Internal improvements

  • Newtypes for PosIdInt and WordIdInt to clarify use of ids in the tagger (#31).
  • Newtype for indices into the match graph (GraphId). All graph ids are validated at build-time now (also fixed an error where invalid graph ids in the XML files were ignored through this) (#31).
  • Reduced size of the English tokenizer through better serialization of the chunker. From 15MB (7.7MB gzipped) to 11MB (6.9MB gzipped).
  • Reduce allocations through making more use of iterators internally (#30). Improves speed but there is no significant benchmark improvement on my machine.
  • Improve error handling by propagating more errors in the compile module instead of panicking and better build-time validation. Reduces unwraps from ~80 to ~40.

0.4.3

Breaking changes

  • nlprule does sentence segmentation internally now using srx. The Python API has changed, removing the SplitOn class and the *_sentence methods:
tokenizer = Tokenizer.load("en")
rules = Rules.load("en", tokenizer)

rules.correct("He wants that you send him an email.") # this takes an arbitrary text
  • new_from is now called from_reader in the Rust API (thanks @drahnr!)
  • Token.text and IncompleteToken.text are now called Token.sentence / IncompleteToken.sentence to avoid confusion with Token.word.text.
  • Tokenizer.tokenize is now private. Use Tokenizer.pipe instead (also does sentence segmentation).

New features

  • Support for Spanish (experimental).
  • A new multiword tagger improves tagging of e. g. named entities for English and Spanish.
  • Adds the nlprule-build crate which makes using the correct binaries in Rust easier (thanks @drahnr for the suggestion and discussion!)
  • Scripts and docs in build/README.md to make creating the nlprule build directories easier and more reproducible.
  • Full support for LanguageTool unifications.
  • Binary size of the Tokenizer improved a lot. Now roughly x6 smaller for German and x2 smaller for English.
  • New iterator helpers for Rules (thanks @drahnr!)
  • A method .sentencize on the Tokenizer which does only sentence segmentation and nothing else.

0.3.0

BREAKING: suggestion.text is now more accurately called suggestion.replacements

  • Lots of speed improvements: NLPRule is now roughly 2.5x to 5x faster for German and English, respectively.
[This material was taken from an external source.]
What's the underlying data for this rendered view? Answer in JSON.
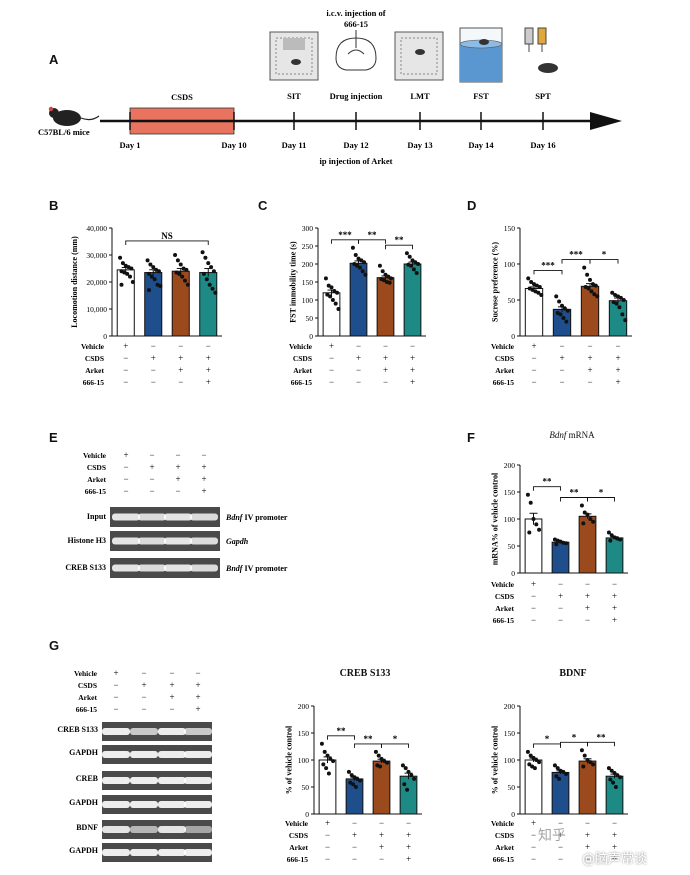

  • Rules have more information in the public API now: See #5

0.2.2

  • Python 3.9 support (fixes #7)

0.2.1

  • Fix precedence of Rule IDs over Rule Group IDs.

0.2.0

  • Updated to LT version 5.2.
  • Suggestions now have a message and source attribute (#5):
suggestions = rules.suggest_sentence("She was not been here since Monday.")
for s in suggestions:
  print(s.start, s.end, s.text, s.source, s.message)

# prints:
# 4 16 ['was not', 'has not been'] WAS_BEEN.1 Did you mean was not or has not been?
  • NLPRule is parallelized by default now. Parallelism can be turned off by setting the NLPRULE_PARALLELISM environment variable to false.